Narwhal: the unicorn of the seas
The narwhal is a marine mammal that lives in the Arctic Ocean, in deep waters. It has a small head and a long body. The most remarkable element in its morphology is its horn. The latter can measure up to three meters and weigh ten kilograms.
Paul Nicklen managed to photograph these fantastic horns.
The penguin: the seabird
Penguins are seabirds that cannot fly. They live mainly in the southern hemisphere, in colonies, and are particularly sociable. One of their defense mechanisms against predators is to huddle together. Their groupings are then photogenic and impressive.
Underwater creatures inhabiting arctic waters are favorite subjects of wildlife photographers. Indeed, their large sizes impress and contrast with the grace they show in the water. From whales to beluga through seals, these marine animals are captivating. Their movements were captured by Paul NICKLEN.
The polar bear
The polar bear is the quintessential ice floe animal. Its immaculate coat merges with the whiteness of the snow. His comforting fur makes his photographs soft and soothing despite being the largest carnivore in existence.
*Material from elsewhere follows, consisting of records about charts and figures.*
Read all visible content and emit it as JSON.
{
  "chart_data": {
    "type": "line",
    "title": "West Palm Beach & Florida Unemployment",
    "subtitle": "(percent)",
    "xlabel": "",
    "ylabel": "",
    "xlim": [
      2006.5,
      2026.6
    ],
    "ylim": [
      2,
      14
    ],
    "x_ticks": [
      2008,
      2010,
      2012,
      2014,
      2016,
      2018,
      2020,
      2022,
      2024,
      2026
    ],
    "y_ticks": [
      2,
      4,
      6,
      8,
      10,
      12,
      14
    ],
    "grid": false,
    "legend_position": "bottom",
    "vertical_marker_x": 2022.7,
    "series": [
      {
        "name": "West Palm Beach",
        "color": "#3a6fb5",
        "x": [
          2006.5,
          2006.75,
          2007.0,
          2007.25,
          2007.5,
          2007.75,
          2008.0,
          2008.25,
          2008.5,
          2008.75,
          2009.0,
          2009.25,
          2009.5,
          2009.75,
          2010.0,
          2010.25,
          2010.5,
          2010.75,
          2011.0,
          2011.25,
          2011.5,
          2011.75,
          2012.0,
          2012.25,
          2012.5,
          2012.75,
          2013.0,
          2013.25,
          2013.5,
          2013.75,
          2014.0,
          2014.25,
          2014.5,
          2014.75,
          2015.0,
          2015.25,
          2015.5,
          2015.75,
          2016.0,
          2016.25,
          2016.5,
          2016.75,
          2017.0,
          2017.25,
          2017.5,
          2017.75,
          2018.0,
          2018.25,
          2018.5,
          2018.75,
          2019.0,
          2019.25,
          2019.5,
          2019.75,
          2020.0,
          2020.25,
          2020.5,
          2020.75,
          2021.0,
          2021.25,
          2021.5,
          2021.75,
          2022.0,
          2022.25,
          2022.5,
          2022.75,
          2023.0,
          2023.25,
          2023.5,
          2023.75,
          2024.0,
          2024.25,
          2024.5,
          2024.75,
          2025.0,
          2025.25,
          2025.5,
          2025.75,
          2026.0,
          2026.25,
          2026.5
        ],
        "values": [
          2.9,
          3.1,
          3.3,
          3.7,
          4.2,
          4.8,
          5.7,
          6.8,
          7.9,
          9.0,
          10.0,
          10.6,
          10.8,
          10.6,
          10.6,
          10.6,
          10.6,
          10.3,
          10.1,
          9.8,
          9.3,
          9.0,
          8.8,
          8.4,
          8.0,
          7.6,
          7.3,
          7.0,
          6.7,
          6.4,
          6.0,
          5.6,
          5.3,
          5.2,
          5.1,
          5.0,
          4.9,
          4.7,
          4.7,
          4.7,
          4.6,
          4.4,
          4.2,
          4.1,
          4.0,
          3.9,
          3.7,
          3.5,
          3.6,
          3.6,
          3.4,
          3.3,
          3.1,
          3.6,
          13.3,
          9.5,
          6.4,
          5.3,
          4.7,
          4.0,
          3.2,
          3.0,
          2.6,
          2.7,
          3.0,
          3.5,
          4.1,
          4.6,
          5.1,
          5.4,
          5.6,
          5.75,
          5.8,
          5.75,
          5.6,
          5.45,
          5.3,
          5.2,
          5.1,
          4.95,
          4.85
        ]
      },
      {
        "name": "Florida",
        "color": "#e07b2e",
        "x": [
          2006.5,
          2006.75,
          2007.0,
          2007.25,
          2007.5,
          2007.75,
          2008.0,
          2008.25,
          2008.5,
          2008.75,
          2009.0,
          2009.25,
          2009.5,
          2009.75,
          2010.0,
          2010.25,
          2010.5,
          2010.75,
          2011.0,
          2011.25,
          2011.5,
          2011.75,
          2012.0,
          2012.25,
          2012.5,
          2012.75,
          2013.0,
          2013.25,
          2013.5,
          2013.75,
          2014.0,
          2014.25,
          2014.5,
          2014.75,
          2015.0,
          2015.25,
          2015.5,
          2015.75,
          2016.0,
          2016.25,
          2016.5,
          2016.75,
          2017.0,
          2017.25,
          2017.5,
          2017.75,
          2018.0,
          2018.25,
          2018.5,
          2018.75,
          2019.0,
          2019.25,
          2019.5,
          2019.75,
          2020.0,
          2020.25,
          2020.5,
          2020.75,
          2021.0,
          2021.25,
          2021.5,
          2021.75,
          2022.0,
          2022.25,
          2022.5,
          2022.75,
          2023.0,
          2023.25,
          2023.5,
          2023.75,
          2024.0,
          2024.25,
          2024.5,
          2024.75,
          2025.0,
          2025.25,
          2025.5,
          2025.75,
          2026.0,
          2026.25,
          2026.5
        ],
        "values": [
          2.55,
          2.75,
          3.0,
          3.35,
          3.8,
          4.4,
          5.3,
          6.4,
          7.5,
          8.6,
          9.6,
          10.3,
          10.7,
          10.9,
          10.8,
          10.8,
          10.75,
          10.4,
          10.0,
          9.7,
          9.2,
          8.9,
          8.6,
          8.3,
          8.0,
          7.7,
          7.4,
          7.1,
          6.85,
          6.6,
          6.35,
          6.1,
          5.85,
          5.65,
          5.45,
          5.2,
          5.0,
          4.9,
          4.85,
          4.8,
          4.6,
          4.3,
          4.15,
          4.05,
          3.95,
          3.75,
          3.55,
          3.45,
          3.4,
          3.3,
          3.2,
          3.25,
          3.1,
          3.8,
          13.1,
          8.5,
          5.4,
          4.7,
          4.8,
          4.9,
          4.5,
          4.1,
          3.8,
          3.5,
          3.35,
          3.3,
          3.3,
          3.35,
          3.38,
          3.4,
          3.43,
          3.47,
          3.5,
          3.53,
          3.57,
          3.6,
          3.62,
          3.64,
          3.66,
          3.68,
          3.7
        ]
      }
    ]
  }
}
The walrus is a marine mammal that evolves on ice floes. It swims less than other marine animals and spends a lot of time on the ice resting. From then on, photographers have the leisure to photograph this giant of the seas sitting majestically on the ice floe.
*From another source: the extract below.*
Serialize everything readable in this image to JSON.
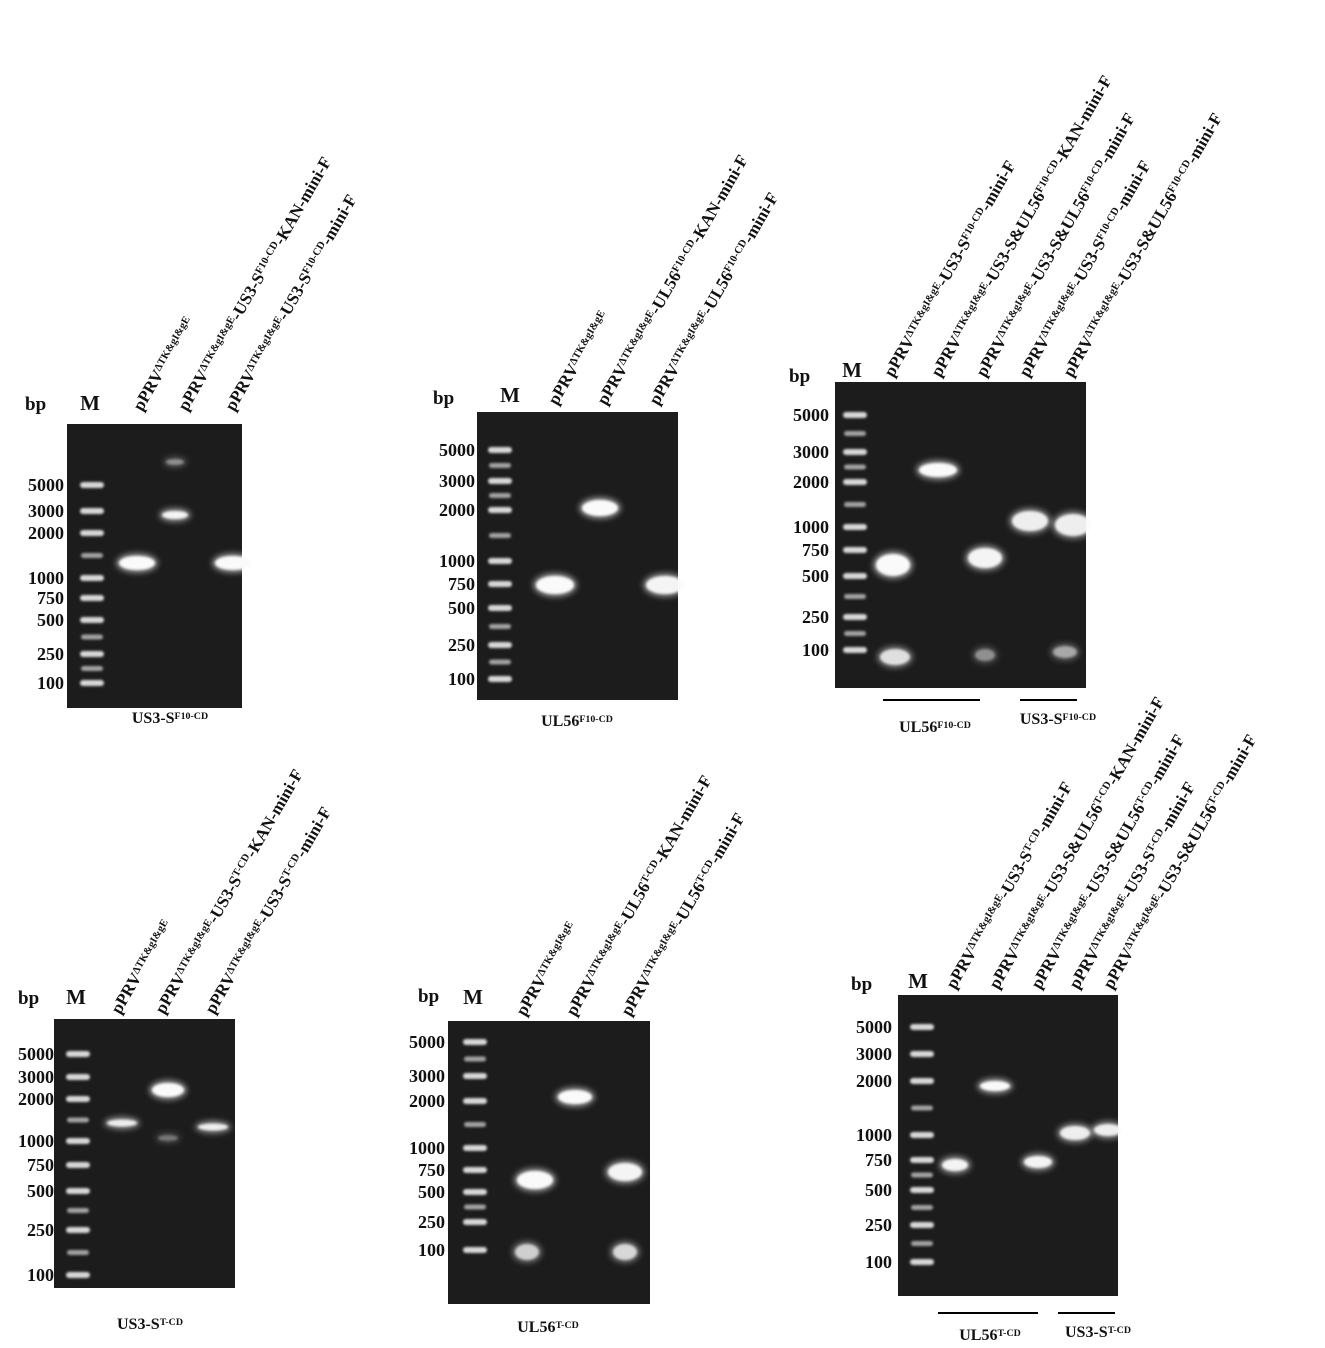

The ice, a distant and fantastic space to photograph
The pack ice is the theater in which the polar animals evolve. It is a huge layer of ice that covers the polar oceans and offers a unique spectacle. Under the boreal sky this icy desert was the fruit of all fantasies because of its exoticism.
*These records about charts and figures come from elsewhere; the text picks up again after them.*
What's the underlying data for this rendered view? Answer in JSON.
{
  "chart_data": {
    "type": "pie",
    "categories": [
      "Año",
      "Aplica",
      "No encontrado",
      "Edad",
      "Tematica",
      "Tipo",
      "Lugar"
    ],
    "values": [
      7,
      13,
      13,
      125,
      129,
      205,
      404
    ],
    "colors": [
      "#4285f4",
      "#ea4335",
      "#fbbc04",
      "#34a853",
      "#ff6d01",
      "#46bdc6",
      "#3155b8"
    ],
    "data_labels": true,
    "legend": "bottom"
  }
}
Stephen WILKES by his very particular process (Day to Night series) captured this fantastic space.
Stephen Wilkes, The great july melt, Greenland, 2019, Series : Day to Night
Paul NICKLEN also offers photographs of the sea ice in bright colors. He then delivers a vision that is both intimate and masterful of this space.
Why do photographs of sea ice animals fascinate us?
The pack ice appears to us at first glance as a hostile space. Freezing temperatures naturally frighten and repel humans. However, some animals have managed to adapt to this apparently unhospitable environment and to evolve in it. Therefore, the strength and composition of these polar animals feed our imagination. Photography captures this strength and tranquility of polar animals.
These polar spaces appear to be particularly distant and exotic. Having a photograph of polar animals then makes it possible to bring the pack ice to oneself.
Stephen Wilkes, Ours polaires, Churchill, Manitoba, 2019, Series : Day to Night
Photographers: new spearheads in the fight against global warming
Photographers who capture sea ice animals are on the front lines of global warming. In particular, by melting ice, they see the impact of the latter on the natural habitat of polar animals. Thus, by their photographs they can raise awareness and warn about the ecological disaster to come.
Stéphane AISENBERG, Paul NICKLEN and Kyriakos KAZIRAS are such photographers. Their photographs of sea ice animals show both the strength of these animals and the fragility of their habitat, the beauty of these spaces and the threat weighing on them. The spectator is then brought to mobilize for the preservation of polar animals.